Among the legion of Mets fans not anxiously awaiting Kazuo Matsui’s return to the lineup, one thought persisted about how this evening could work out right for the man widely known as the infield’s answer to Tsuyoshi Shinjo. Confused and overeager as he is in most of his at-bats, Kaz is lights-out in his first plate appearance of every season. He homered on the first Big League pitch he ever saw. He homered in his first at-bat of 2005, too. So… the estimable Greg Prince at the equally estimable Faith and Fear In Flushing, any jaundiced, faintly defeated-sounding predictions?
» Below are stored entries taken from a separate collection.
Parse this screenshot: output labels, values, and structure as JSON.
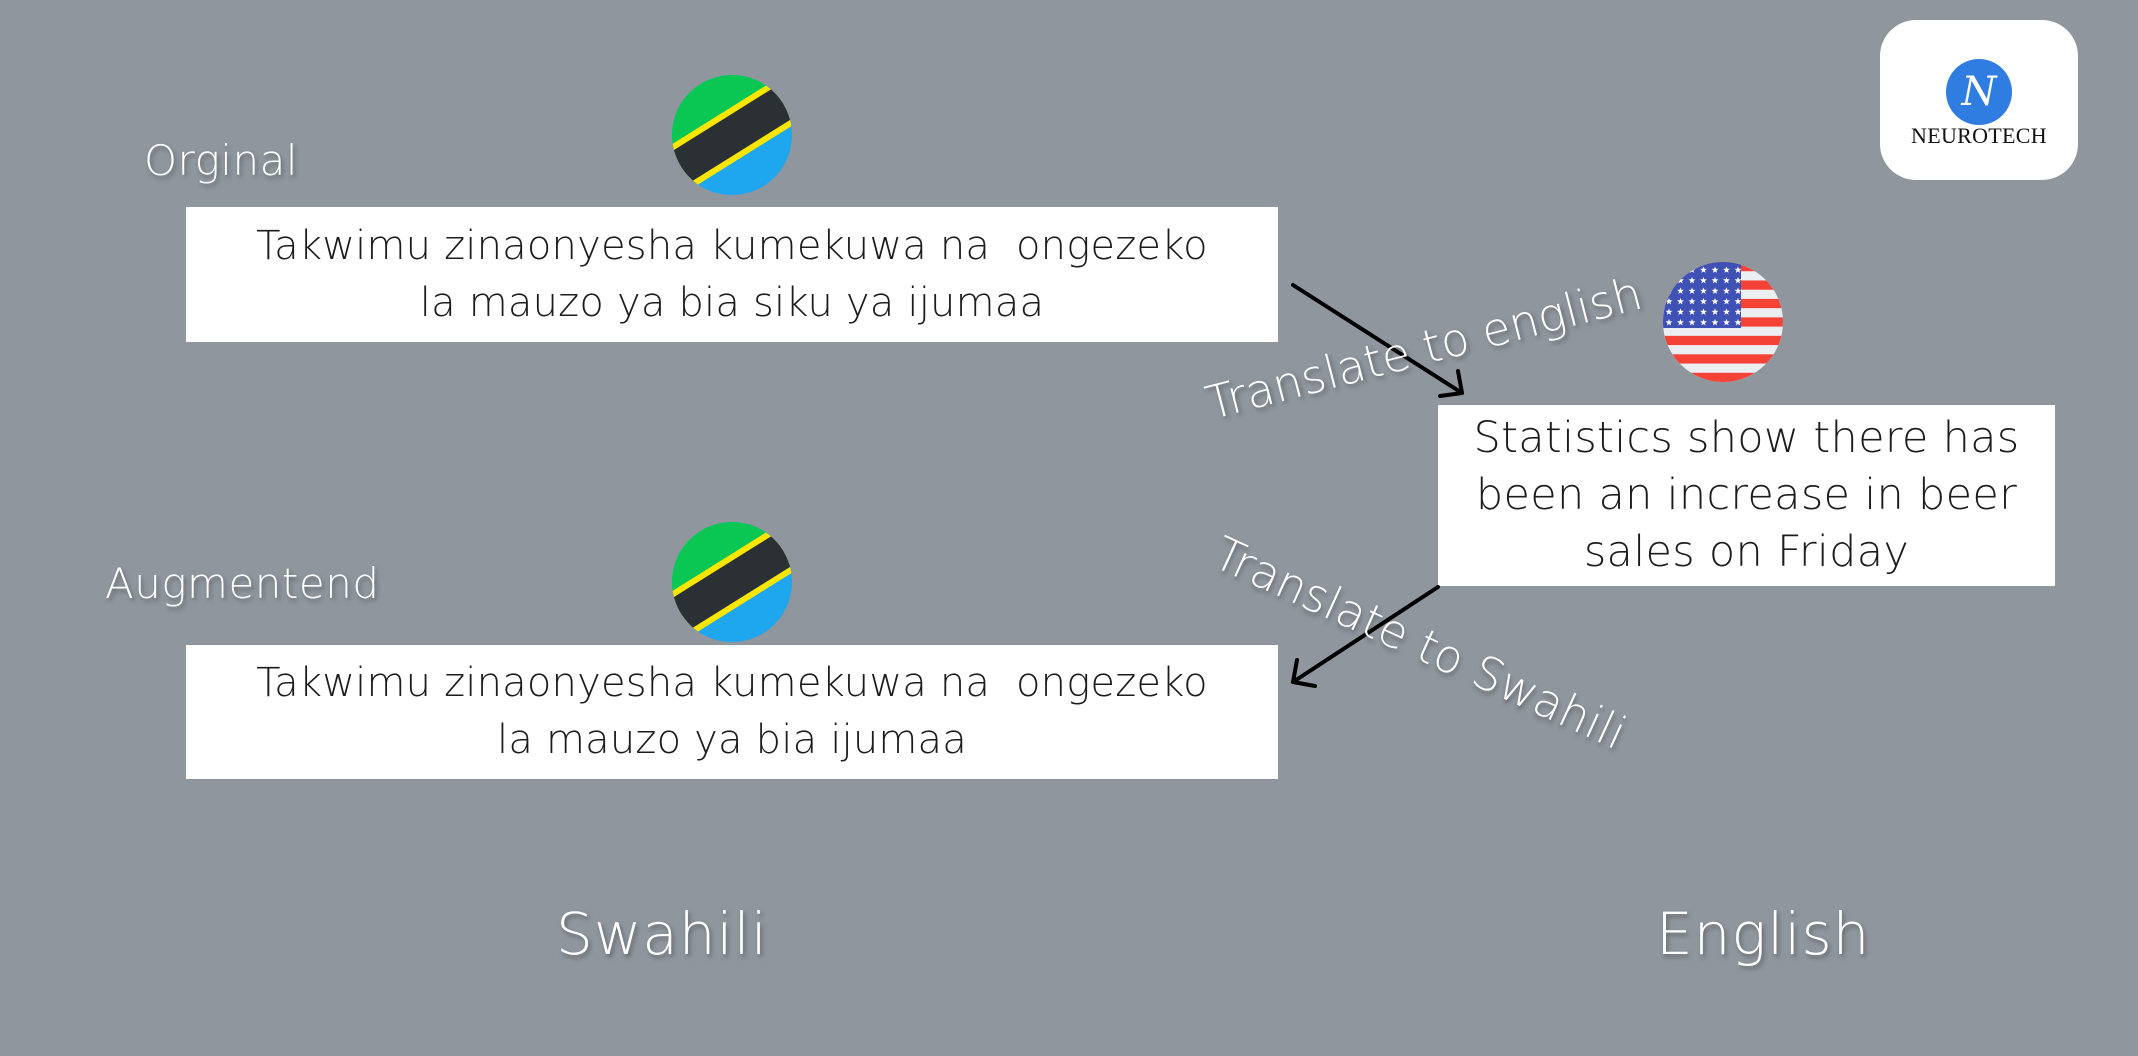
{
  "logo": {
    "icon_letter": "N",
    "brand_name": "NEUROTECH",
    "icon_color": "#2f7de1"
  },
  "original": {
    "label": "Orginal",
    "flag": "tanzania-flag-icon",
    "lines": [
      "Takwimu zinaonyesha kumekuwa na  ongezeko",
      "la mauzo ya bia siku ya ijumaa"
    ]
  },
  "augmented": {
    "label": "Augmentend",
    "flag": "tanzania-flag-icon",
    "lines": [
      "Takwimu zinaonyesha kumekuwa na  ongezeko",
      "la mauzo ya bia ijumaa"
    ]
  },
  "translation": {
    "flag": "usa-flag-icon",
    "lines": [
      "Statistics show there has",
      "been an increase in beer",
      "sales on Friday"
    ]
  },
  "arrows": {
    "to_english_label": "Translate to english",
    "to_swahili_label": "Translate to Swahili"
  },
  "languages": {
    "left": "Swahili",
    "right": "English"
  },
  "colors": {
    "background": "#8f969e",
    "box": "#ffffff",
    "text": "#1c1c1c",
    "label": "#ffffff",
    "tz_green": "#0ac754",
    "tz_yellow": "#fce600",
    "tz_black": "#2b3035",
    "tz_blue": "#1ea6ef",
    "us_blue": "#3f51b5",
    "us_red": "#f44336",
    "us_white": "#eceff1"
  }
}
Kaz is back. Maybe he’ll hit a home run in San Diego on the very first pitch he sees.

Well, not on the first pitch. And not in the least-ungainly inside-the-park home run ever hit (but not the most ungainly, thanks to Marlon Anderson’s falling-down-the-stairs inside-the-park affair last year). But damned if Kaz didn’t do it again, legging out an inside-the-park home run on a slapsticky second-inning drive that bounced off Brian Giles’ glove, Petco’s wall, and about 100 feet of San Diego sod. Typically torpid in his other at-bats, Kaz extended his MLB record, becoming the only player ever to homer in his first at-bat in three straight seasons. No one else has ever even done it twice.

As I write, the Mets are up 7-2 after batting around in the eighth inning. The rally was spurred by a clutch pinch-hit Julio Franco home run (above) that must’ve travelled at least 310 feet into San Diego’s rightfield “jury box.” Julio’s record? Oldest player ever to hit a Big League home run. Unless Ruben Sierra hits a homer in 2016, this record also seems pretty safe.